Overall, these are the tips I'd give, so you can get started. Be aware this won't solve all issues, but it should make your life and your father life orders of magnitude easier. Best of luck and godspeed.

[0]: https://ublockorigin.com/

[1]: https://nextdns.io/

[2]: https://bitwarden.com/

[3]: https://1password.com/


0 experience. but possibly you can code your way to a solution.

- a proxy app of some sort to bundle communications w/ family (with you firmly MITM to verify).

- run a few of the scam email texts by an LLM. See if it can flag them accurately. If yes, you can ~automate the review.


sounds like a really good way to destabilize an elderly person's understanding of reality and trigger some potential underlying mental issues.


Switching UIs will make pops go mad. TIL #2! This thread is a hoot.

Give dad a limited UI that does the basics that he needs: email and chatting with family. Problem solved.

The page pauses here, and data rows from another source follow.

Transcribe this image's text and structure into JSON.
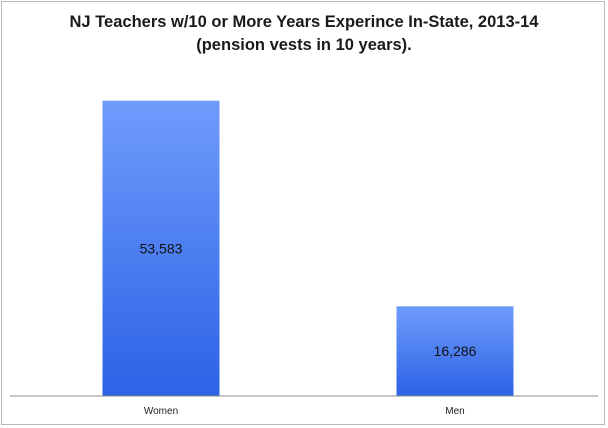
{
  "chart_data": {
    "type": "bar",
    "title": "NJ Teachers w/10 or More Years Experince In-State, 2013-14",
    "subtitle": "(pension vests in 10 years).",
    "categories": [
      "Women",
      "Men"
    ],
    "values": [
      53583,
      16286
    ],
    "value_labels": [
      "53,583",
      "16,286"
    ],
    "ylim": [
      0,
      60000
    ],
    "xlabel": "",
    "ylabel": "",
    "grid": false,
    "legend": "none",
    "colors": {
      "bar_top": "#6f9cfb",
      "bar_bottom": "#2c62e6",
      "axis": "#8c8c8c"
    }
  }
}
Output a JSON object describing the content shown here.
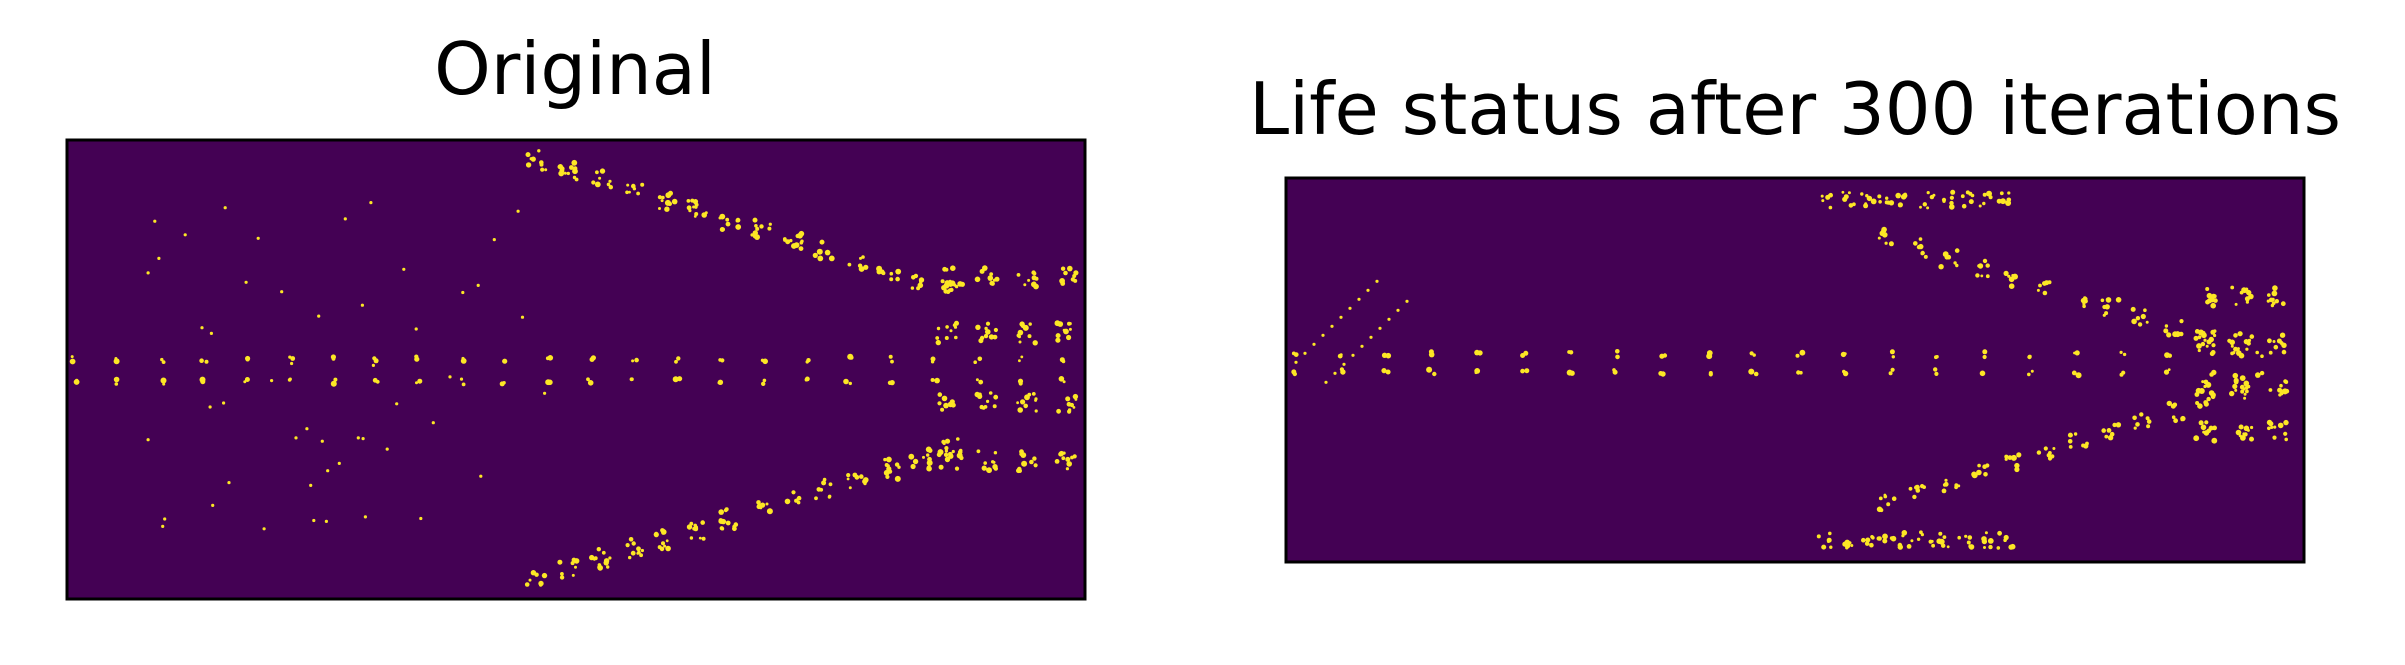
{
  "figure": {
    "background": "#ffffff",
    "dead_color": "#440154",
    "alive_color": "#fde725",
    "frame_color": "#000000"
  },
  "chart_data": [
    {
      "type": "heatmap",
      "title": "Original",
      "xlabel": "",
      "ylabel": "",
      "colormap": "viridis",
      "values": [
        "dead",
        "alive"
      ],
      "axes_ticks": false,
      "grid": false,
      "legend": "none"
    },
    {
      "type": "heatmap",
      "title": "Life status after 300 iterations",
      "xlabel": "",
      "ylabel": "",
      "colormap": "viridis",
      "values": [
        "dead",
        "alive"
      ],
      "axes_ticks": false,
      "grid": false,
      "legend": "none"
    }
  ]
}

My father doesn’t learn UIs, he memorized steps to complete tasks. I guarantee this is how many elderly people operate. If a button’s position changes slightly, if there’s an added pop up or prompt before something he’s used to seeing, it causes frustration and there’s a non-zero chance that he’ll click randomly to make it disappear. So, yes, changing UIs will make pops go mad.


No... just no


TIL. (This sort of articulate and informative commentary is why I come to HN)


What a coincidence, the ridiculous "Let's throw AI at every problem!" is why I come to HN!